Technology now allows investors to enter a series of orders that are linked to one another. For instance, two orders can be entered to exit a position either at a target price or at a stop loss price. If either order is executed, the other order will be canceled. Below are some of the most common conditional order combinations:
- OCA: One cancels another, as per the example above.
- OTA: One triggers another. A stop buy order can trigger a limit sell order when executed.
- OTT: One trigger two. A stop buy order can trigger a stop sell order and a limit sell order when executed.
- OT/OCA: The first order executed triggers a second and third order. The second order executed cancels the third order.
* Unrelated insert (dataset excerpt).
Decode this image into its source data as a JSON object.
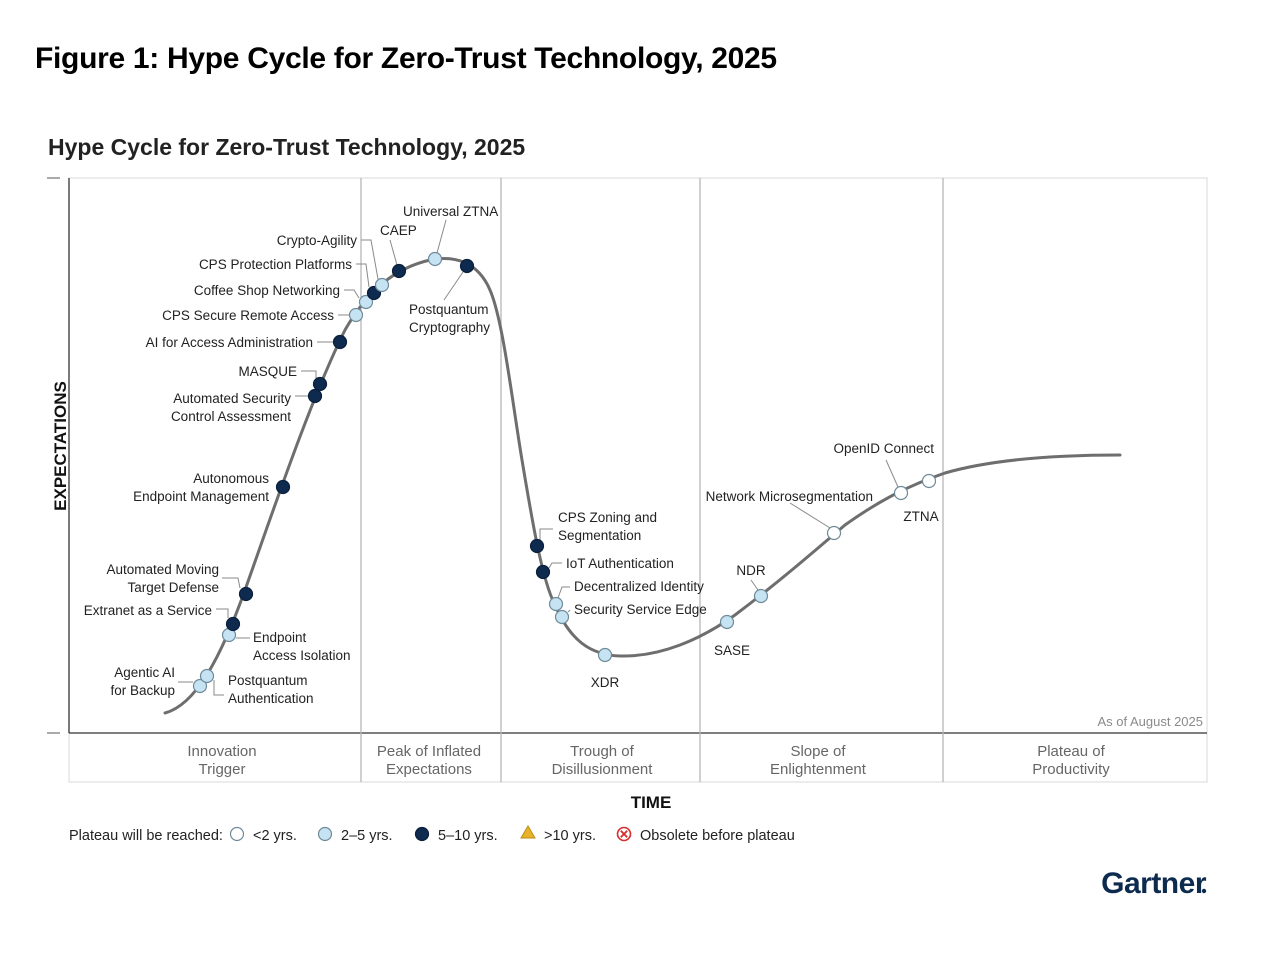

Conditional orders are not without their risks. It is possible for orders to be executed before they are canceled which can leave an investor with unwanted positions.
Market on Close Orders
A market on close order is an order to execute a trade when the market closes, at the market price. Effectively that means the trade is executed at the day’s closing price. This is useful for ETFs with low liquidity, as there will usually be more liquidity around the close.
The order types mentioned above are the ones commonly available on most online trading platforms. There are other even more complex options, but for long term investors, the above are more than sufficient. Before making use of a sophisticated order, you should make sure you understand how it works 100%. It is very easy to end up with an unnecessary loss when you mistakenly cancel an order, or enter a duplicate order.